Quote: "And it should be possible to send 60 per second as I CAN do this with multisync"
UDP is not TCP. Apart from sending signals down a wire, they are almost nothing like each other, so what will work well with one won't with the other.
TCP will throttle the transmissions. It will stop transmission totally if the remote buffer is full. It will block your program if the local buffer is full. It will retransmit missing packets, and ensure that ordering is maintained. It will coalesce multiple transmissions on your part into larger packets and transmit fewer of them.
UDP doesn't do any of that. If the remote buffer is full, the packet will be dropped. If the local buffer if full, the packet will be dropped. If a packet is missing, it won't do anything. If the packet arrives out of order, it won't do anything. Packets will be transmitted immediately, and not coalesced, so each send will create a new packet.

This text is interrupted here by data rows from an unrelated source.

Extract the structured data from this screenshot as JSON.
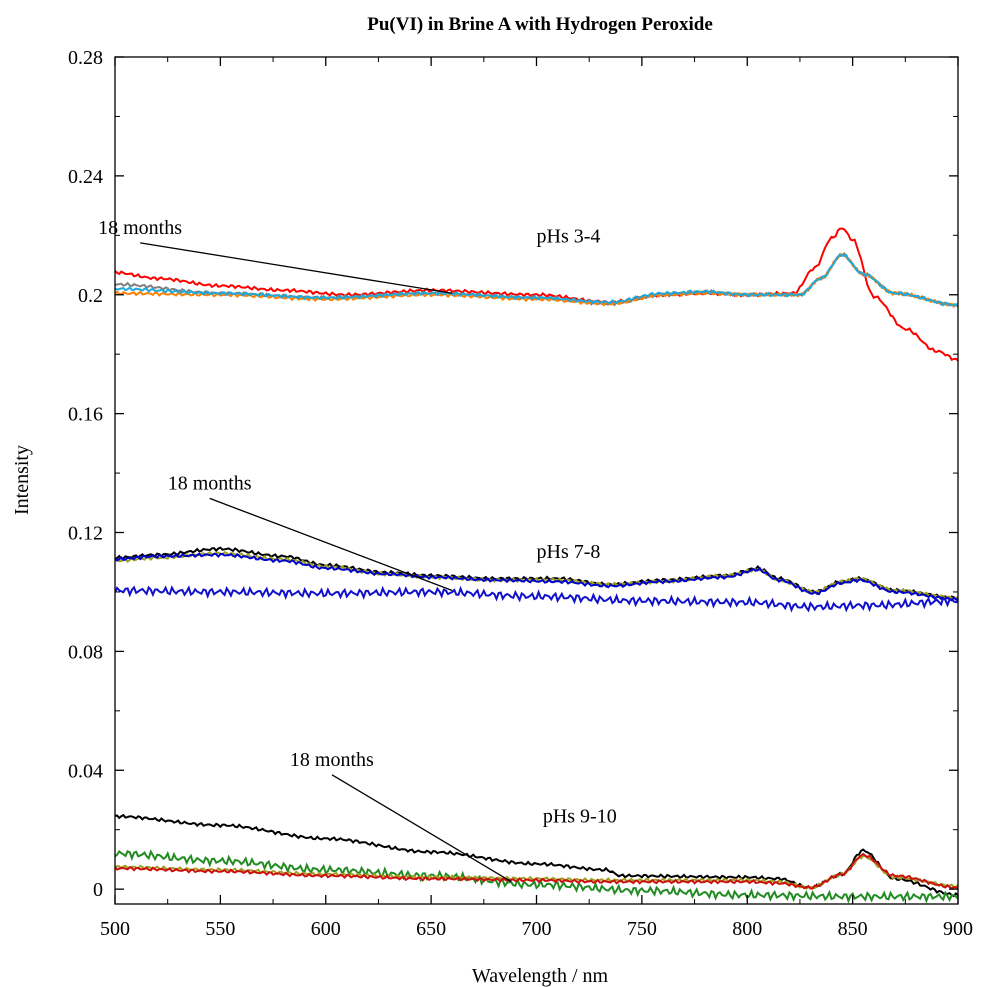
{
  "chart_data": {
    "type": "line",
    "title": "Pu(VI) in Brine A with Hydrogen Peroxide",
    "xlabel": "Wavelength / nm",
    "ylabel": "Intensity",
    "xlim": [
      500,
      900
    ],
    "ylim": [
      -0.005,
      0.28
    ],
    "x_ticks": [
      500,
      550,
      600,
      650,
      700,
      750,
      800,
      850,
      900
    ],
    "x_tick_labels": [
      "500",
      "550",
      "600",
      "650",
      "700",
      "750",
      "800",
      "850",
      "900"
    ],
    "y_ticks": [
      0,
      0.04,
      0.08,
      0.12,
      0.16,
      0.2,
      0.24,
      0.28
    ],
    "y_tick_labels": [
      "0",
      "0.04",
      "0.08",
      "0.12",
      "0.16",
      "0.2",
      "0.24",
      "0.28"
    ],
    "grid": false,
    "legend": "none",
    "annotations": [
      {
        "text": "18 months",
        "x": 492,
        "y": 0.2205,
        "arrow_to": [
          660,
          0.2005
        ]
      },
      {
        "text": "pHs 3-4",
        "x": 700,
        "y": 0.2175
      },
      {
        "text": "18 months",
        "x": 525,
        "y": 0.1345,
        "arrow_to": [
          660,
          0.1005
        ]
      },
      {
        "text": "pHs 7-8",
        "x": 700,
        "y": 0.1115
      },
      {
        "text": "18 months",
        "x": 583,
        "y": 0.0415,
        "arrow_to": [
          688,
          0.0025
        ]
      },
      {
        "text": "pHs 9-10",
        "x": 703,
        "y": 0.0225
      }
    ],
    "series": [
      {
        "color": "#ff0000",
        "x": [
          500,
          520,
          550,
          580,
          610,
          650,
          700,
          735,
          760,
          780,
          800,
          822,
          832,
          840,
          845,
          850,
          860,
          875,
          890,
          900
        ],
        "y": [
          0.2075,
          0.2055,
          0.203,
          0.2015,
          0.2,
          0.2015,
          0.2,
          0.1975,
          0.2,
          0.2005,
          0.2,
          0.2005,
          0.209,
          0.219,
          0.2225,
          0.2185,
          0.1995,
          0.1885,
          0.181,
          0.178
        ]
      },
      {
        "color": "#808080",
        "x": [
          500,
          550,
          600,
          650,
          700,
          735,
          760,
          780,
          800,
          825,
          835,
          845,
          855,
          870,
          900
        ],
        "y": [
          0.2035,
          0.2005,
          0.199,
          0.2005,
          0.199,
          0.197,
          0.2,
          0.201,
          0.2,
          0.2,
          0.2055,
          0.2135,
          0.207,
          0.2005,
          0.1965
        ]
      },
      {
        "color": "#ff8000",
        "x": [
          500,
          550,
          600,
          650,
          700,
          735,
          760,
          780,
          800,
          825,
          835,
          845,
          855,
          870,
          900
        ],
        "y": [
          0.2005,
          0.2,
          0.1985,
          0.2,
          0.1985,
          0.197,
          0.2,
          0.2005,
          0.2,
          0.2,
          0.2055,
          0.2135,
          0.207,
          0.2005,
          0.1965
        ]
      },
      {
        "color": "#20a8d8",
        "x": [
          500,
          550,
          600,
          650,
          700,
          735,
          760,
          780,
          800,
          825,
          835,
          845,
          855,
          870,
          900
        ],
        "y": [
          0.202,
          0.2005,
          0.199,
          0.2005,
          0.199,
          0.1975,
          0.2005,
          0.201,
          0.2,
          0.2,
          0.2055,
          0.2135,
          0.207,
          0.2005,
          0.1965
        ]
      },
      {
        "color": "#000000",
        "x": [
          500,
          520,
          550,
          580,
          600,
          630,
          650,
          680,
          710,
          735,
          760,
          790,
          805,
          815,
          832,
          845,
          853,
          870,
          900
        ],
        "y": [
          0.1115,
          0.1125,
          0.1145,
          0.112,
          0.109,
          0.1065,
          0.1055,
          0.1045,
          0.1045,
          0.1025,
          0.104,
          0.1055,
          0.108,
          0.1045,
          0.1,
          0.1035,
          0.1045,
          0.1005,
          0.098
        ]
      },
      {
        "color": "#a0a020",
        "x": [
          500,
          520,
          550,
          580,
          600,
          630,
          650,
          680,
          710,
          735,
          760,
          790,
          805,
          815,
          832,
          845,
          853,
          870,
          900
        ],
        "y": [
          0.1105,
          0.1115,
          0.113,
          0.111,
          0.1085,
          0.106,
          0.105,
          0.104,
          0.104,
          0.1025,
          0.1035,
          0.1055,
          0.1075,
          0.104,
          0.1,
          0.1035,
          0.1045,
          0.1005,
          0.098
        ]
      },
      {
        "color": "#0000cc",
        "x": [
          500,
          520,
          550,
          580,
          600,
          630,
          650,
          680,
          710,
          735,
          760,
          790,
          805,
          815,
          832,
          845,
          853,
          870,
          900
        ],
        "y": [
          0.111,
          0.112,
          0.1125,
          0.1105,
          0.108,
          0.106,
          0.105,
          0.104,
          0.1035,
          0.102,
          0.1035,
          0.105,
          0.1075,
          0.104,
          0.0995,
          0.103,
          0.104,
          0.1,
          0.0975
        ]
      },
      {
        "color": "#1010cc",
        "x": [
          500,
          550,
          600,
          650,
          700,
          750,
          800,
          830,
          860,
          900
        ],
        "y": [
          0.1005,
          0.1,
          0.0995,
          0.1,
          0.0985,
          0.097,
          0.0965,
          0.095,
          0.0955,
          0.097
        ]
      },
      {
        "color": "#000000",
        "x": [
          500,
          550,
          600,
          650,
          700,
          733,
          740,
          800,
          815,
          830,
          845,
          855,
          870,
          900
        ],
        "y": [
          0.0245,
          0.0215,
          0.017,
          0.0125,
          0.0085,
          0.0065,
          0.0045,
          0.004,
          0.0035,
          0.0005,
          0.005,
          0.013,
          0.0035,
          -0.002
        ]
      },
      {
        "color": "#228b22",
        "x": [
          500,
          550,
          600,
          650,
          700,
          750,
          800,
          850,
          900
        ],
        "y": [
          0.012,
          0.0095,
          0.0065,
          0.0045,
          0.0015,
          -0.0005,
          -0.002,
          -0.0025,
          -0.0025
        ]
      },
      {
        "color": "#a0a020",
        "x": [
          500,
          550,
          600,
          650,
          700,
          730,
          760,
          800,
          815,
          830,
          845,
          855,
          870,
          900
        ],
        "y": [
          0.0075,
          0.0065,
          0.005,
          0.004,
          0.0035,
          0.003,
          0.003,
          0.003,
          0.0025,
          0.0005,
          0.005,
          0.011,
          0.004,
          0.001
        ]
      },
      {
        "color": "#cc1010",
        "x": [
          500,
          550,
          600,
          650,
          700,
          730,
          760,
          800,
          815,
          830,
          845,
          855,
          870,
          900
        ],
        "y": [
          0.007,
          0.006,
          0.0045,
          0.0035,
          0.003,
          0.0025,
          0.0025,
          0.0025,
          0.002,
          0.0005,
          0.005,
          0.0115,
          0.0045,
          0.0005
        ]
      }
    ]
  }
}
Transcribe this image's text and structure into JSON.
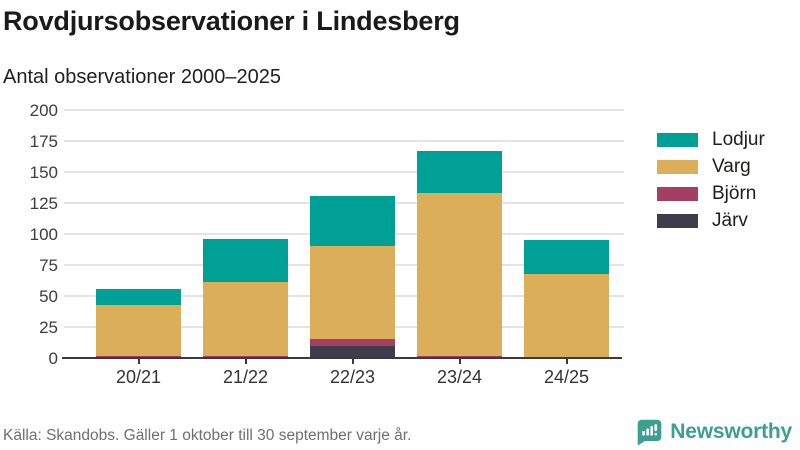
{
  "header": {
    "title": "Rovdjursobservationer i Lindesberg",
    "subtitle": "Antal observationer 2000–2025"
  },
  "chart_data": {
    "type": "bar",
    "stacked": true,
    "title": "Rovdjursobservationer i Lindesberg",
    "subtitle": "Antal observationer 2000–2025",
    "categories": [
      "20/21",
      "21/22",
      "22/23",
      "23/24",
      "24/25"
    ],
    "series": [
      {
        "name": "Lodjur",
        "color": "#00a096",
        "values": [
          13,
          35,
          41,
          34,
          27
        ]
      },
      {
        "name": "Varg",
        "color": "#dbae59",
        "values": [
          41,
          59,
          75,
          131,
          68
        ]
      },
      {
        "name": "Björn",
        "color": "#a43f63",
        "values": [
          2,
          2,
          5,
          2,
          0
        ]
      },
      {
        "name": "Järv",
        "color": "#3f3d4b",
        "values": [
          0,
          0,
          10,
          0,
          0
        ]
      }
    ],
    "stack_order_bottom_to_top": [
      "Järv",
      "Björn",
      "Varg",
      "Lodjur"
    ],
    "totals": [
      56,
      96,
      131,
      167,
      95
    ],
    "ylim": [
      0,
      200
    ],
    "yticks": [
      0,
      25,
      50,
      75,
      100,
      125,
      150,
      175,
      200
    ],
    "grid": true,
    "legend_position": "right",
    "xlabel": "",
    "ylabel": ""
  },
  "footer": {
    "source": "Källa: Skandobs. Gäller 1 oktober till 30 september varje år.",
    "brand": "Newsworthy"
  },
  "colors": {
    "axis": "#3a3a3a",
    "gridline": "#e4e4e4",
    "brand_teal": "#3d9f91",
    "background": "#ffffff"
  }
}
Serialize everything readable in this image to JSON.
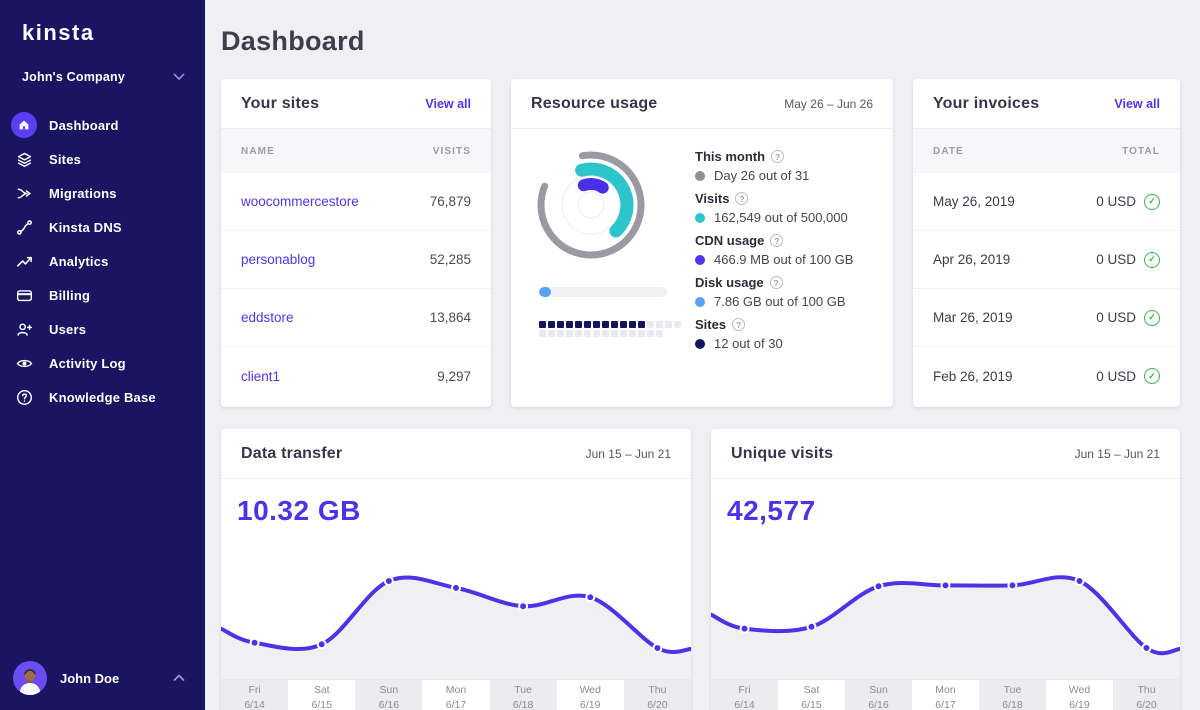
{
  "icons": {
    "help": "?",
    "check": "✓"
  },
  "sidebar": {
    "logo": "kinsta",
    "company": "John's Company",
    "items": [
      {
        "label": "Dashboard",
        "active": true
      },
      {
        "label": "Sites"
      },
      {
        "label": "Migrations"
      },
      {
        "label": "Kinsta DNS"
      },
      {
        "label": "Analytics"
      },
      {
        "label": "Billing"
      },
      {
        "label": "Users"
      },
      {
        "label": "Activity Log"
      },
      {
        "label": "Knowledge Base"
      }
    ],
    "user": "John Doe"
  },
  "page_title": "Dashboard",
  "sites_card": {
    "title": "Your sites",
    "view_all": "View all",
    "col_name": "NAME",
    "col_visits": "VISITS",
    "rows": [
      {
        "name": "woocommercestore",
        "visits": "76,879"
      },
      {
        "name": "personablog",
        "visits": "52,285"
      },
      {
        "name": "eddstore",
        "visits": "13,864"
      },
      {
        "name": "client1",
        "visits": "9,297"
      }
    ]
  },
  "resource_card": {
    "title": "Resource usage",
    "date_range": "May 26 – Jun 26",
    "metrics": [
      {
        "label": "This month",
        "value": "Day 26 out of 31",
        "color": "#8f8f98"
      },
      {
        "label": "Visits",
        "value": "162,549 out of 500,000",
        "color": "#2bc5cb"
      },
      {
        "label": "CDN usage",
        "value": "466.9 MB out of 100 GB",
        "color": "#5134ec"
      },
      {
        "label": "Disk usage",
        "value": "7.86 GB out of 100 GB",
        "color": "#55a4f2"
      },
      {
        "label": "Sites",
        "value": "12 out of 30",
        "color": "#15155e"
      }
    ],
    "donut_rings": [
      {
        "color": "#9a9aa2",
        "pct": 0.839,
        "start": -10,
        "r": 50,
        "w": 7
      },
      {
        "color": "#2bc5cb",
        "pct": 0.42,
        "start": -15,
        "r": 36,
        "w": 13
      },
      {
        "color": "#4b2fe8",
        "pct": 0.15,
        "start": -20,
        "r": 21,
        "w": 12
      }
    ],
    "disk_usage_pct": 9,
    "sites_squares": {
      "filled": 12,
      "total": 30
    }
  },
  "invoices_card": {
    "title": "Your invoices",
    "view_all": "View all",
    "col_date": "DATE",
    "col_total": "TOTAL",
    "rows": [
      {
        "date": "May 26, 2019",
        "total": "0 USD"
      },
      {
        "date": "Apr 26, 2019",
        "total": "0 USD"
      },
      {
        "date": "Mar 26, 2019",
        "total": "0 USD"
      },
      {
        "date": "Feb 26, 2019",
        "total": "0 USD"
      }
    ]
  },
  "chart_data": [
    {
      "type": "line",
      "title": "Data transfer",
      "date_range": "Jun 15 – Jun 21",
      "total": "10.32 GB",
      "categories": [
        "Fri 6/14",
        "Sat 6/15",
        "Sun 6/16",
        "Mon 6/17",
        "Tue 6/18",
        "Wed 6/19",
        "Thu 6/20"
      ],
      "axis": [
        {
          "day": "Fri",
          "date": "6/14"
        },
        {
          "day": "Sat",
          "date": "6/15"
        },
        {
          "day": "Sun",
          "date": "6/16"
        },
        {
          "day": "Mon",
          "date": "6/17"
        },
        {
          "day": "Tue",
          "date": "6/18"
        },
        {
          "day": "Wed",
          "date": "6/19"
        },
        {
          "day": "Thu",
          "date": "6/20"
        }
      ],
      "values": [
        0.8,
        0.76,
        2.32,
        2.15,
        1.7,
        1.92,
        0.67
      ],
      "values_unit": "GB",
      "estimated": true,
      "grid": false,
      "line_color": "#4c33e8",
      "area_color": "#f0f0f3"
    },
    {
      "type": "line",
      "title": "Unique visits",
      "date_range": "Jun 15 – Jun 21",
      "total": "42,577",
      "categories": [
        "Fri 6/14",
        "Sat 6/15",
        "Sun 6/16",
        "Mon 6/17",
        "Tue 6/18",
        "Wed 6/19",
        "Thu 6/20"
      ],
      "axis": [
        {
          "day": "Fri",
          "date": "6/14"
        },
        {
          "day": "Sat",
          "date": "6/15"
        },
        {
          "day": "Sun",
          "date": "6/16"
        },
        {
          "day": "Mon",
          "date": "6/17"
        },
        {
          "day": "Tue",
          "date": "6/18"
        },
        {
          "day": "Wed",
          "date": "6/19"
        },
        {
          "day": "Thu",
          "date": "6/20"
        }
      ],
      "values": [
        4900,
        5000,
        7300,
        7350,
        7350,
        7600,
        3800
      ],
      "values_unit": "visits",
      "estimated": true,
      "grid": false,
      "line_color": "#4c33e8",
      "area_color": "#f0f0f3"
    }
  ]
}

Because of all that extra work the TCP driver is doing for you, the transmissions are more efficient, and the blocking makes it seem as if things are smoother. The downside is that you could lose the smoothness when you actually involve a real network (ie, a piece of wire or wireless rather than just data transfers within the network driver) where packets can be lost or delayed.
Did you know that most commercial network games transmit their packets at around 10 to 15 times per second?
For movement they generally use dead-reckoning to fill in the games, with auto-correction of the data over short spans of time (eg, interpolation says you should be at one spot but the current packet says you should be at another, so adjust the position over time to correct for the difference).
For RTS's the packets are usually based on sending timestamped commands, with the timestamp set in the immediate future, so small delays have no impact (ie, these units to attack those units, queue up the command locally for a future time, and transmit the same message with the same future time to all other clients).
Using UDP isn't just about pumping data down the wire, but doing it cleverly and with a little sleight-of-hand where needed. It's about making it look right even if things become a little out of sync - because things WILL go out of sync, as you've already seen.